Torrent Power to Pay Revised Tariff for 750 kW of Rooftop Solar to Surat’s Municipal Body

The Gujarat Electricity Regulatory Commission (GERC) has directed Torrent Power Limited to pay the revised tariffs for rooftop solar projects to the Surat Municipal Corporation (SMC).

The new tariffs are based on the rate determined after factoring in the capital financial assistance (CFA) provided by the Ministry of New and Renewable Energy (MNRE).

The petitioner, Torrent Power Limited (TPL) had filed a petition in April 2014, seeking approval for the purchase of power generated from 750 kW of rooftop solar projects installed at 14 different locations by the SMC. It expected the commission to set a tariff for the projects.

The commission had previously established a levelized tariff of ₹9.44/kWh (~$0.131) for 25 years, factoring in the SMC’s receipt of CFA to the tune of ₹22.5 million (~$314,518) from the MNRE. SMC, however, filed an appeal against this decision requesting the Appellate Tribunal for Electricity (APTEL) to factor in the actual subsidy received and to re-determine the tariff.



The tribunal stated that the basic objective of granting capital subsidy in the form of CFA by the MNRE was to bring down the project cost and tariff for the ultimate benefit of the consumers. The CFA being approximately 30% of the project cost and without any interest, is a considerable benefit in setting up the solar projects and cannot be considered as a mere incentive as being claimed by the SMC. The tribunal added that it is also clearly stipulated in the CERC regulations that subsidy or incentive by the central or state government should be taken into consideration while determining the tariff for renewable projects. Further, it noted that being a municipal corporation, SMC was exempt from income tax, which is another incentive.

The tribunal had determined that since the CFA accounted for 30% of the capital cost and was interest-free, the SMC cannot claim a higher generic tariff along with the additional benefits of the CFA, which came in the form of capital subsidy and income tax exemptions.

The tribunal then added that it would, however, factor in the actual CFA received by the SMC of ₹20.5 million (~$286,561) when establishing the new tariff. It said that since the CFA was received in two tranches on July 17, 2014, and March 21, 2017 (after the completion of the projects), and tariffs would be determined accordingly. It consequently ordered the SMC to submit documents and details for the same.

The commission, in its order, has cited the APTEL’s order, which directed the tariffs to be set based on the actual subsidy received by the SMC. The APTEL had additionally ordered the generic tariff to be allowed for the period up to the receipt of the CFA.

The commission, in its order, allowed for the following tariffs based on the APTEL’s directive:

  1. From the date of commissioning to July 16, 2014: ₹12.18 (~$0.17)/kWh
  2. From July 17, 2014, to March 21, 2017: ₹10.85 (~$0.15)/kWh
  3. From March 22, 2017, onwards: ₹9.52 (~$0.13)/kWh

It ordered Torrent Power to pay the difference in the amount based on the above tariffs to the respondent within 15 days of the order.

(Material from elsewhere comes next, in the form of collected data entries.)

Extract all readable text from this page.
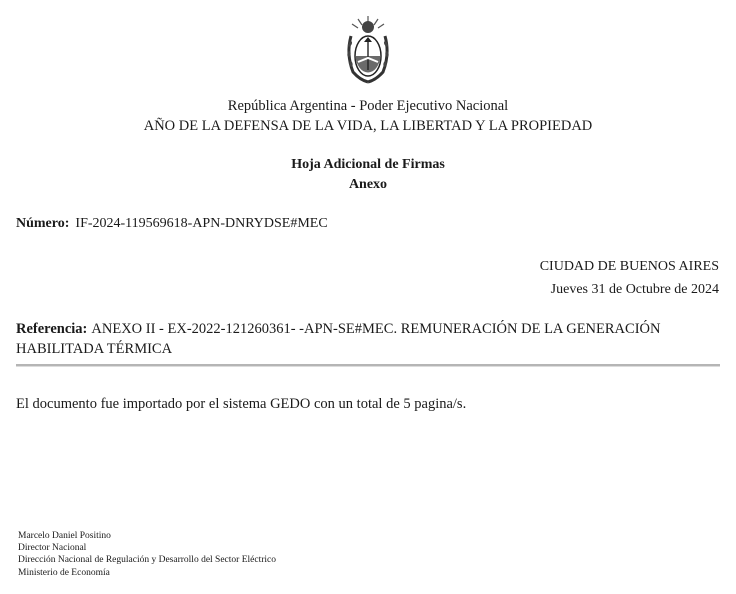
República Argentina - Poder Ejecutivo Nacional
AÑO DE LA DEFENSA DE LA VIDA, LA LIBERTAD Y LA PROPIEDAD
Hoja Adicional de Firmas
Anexo
Número: IF-2024-119569618-APN-DNRYDSE#MEC
CIUDAD DE BUENOS AIRES
Jueves 31 de Octubre de 2024
Referencia: ANEXO II - EX-2022-121260361- -APN-SE#MEC. REMUNERACIÓN DE LA GENERACIÓN HABILITADA TÉRMICA
El documento fue importado por el sistema GEDO con un total de 5 pagina/s.
Marcelo Daniel Positino
Director Nacional
Dirección Nacional de Regulación y Desarrollo del Sector Eléctrico
Ministerio de Economía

Additionally, the commission also denied the SMC’s request for interest on the differential amount as the request was not reasonable because the parties had agreed not to charge interest on the amount outstanding until the Commission redetermined the tariff.

To SMC’s request that the Commission to take action against Torrent Power, it noted that because the SMC had taken more than a year to submit the details of actual CFA received, its conduct was not in conformity of regulatory requirements and it had no case to demand action against Torrent Power. Therefore, the commission rejected this request.

Just recently, the state issued a draft notification regarding the second set of amendments for its net metering regulations for grid-connected rooftop solar systems.

Earlier, the GERC dismissed a petition requesting it to purchase surplus energy from open access solar projects set up for captive use or third-party sale at the lowest tariff discovered through competitive bidding or APPC. The commission stated that solar projects set up in the state of Gujarat and the capacity utilization factor (CUF) set up in other states vary from site to site and therefore are not comparable.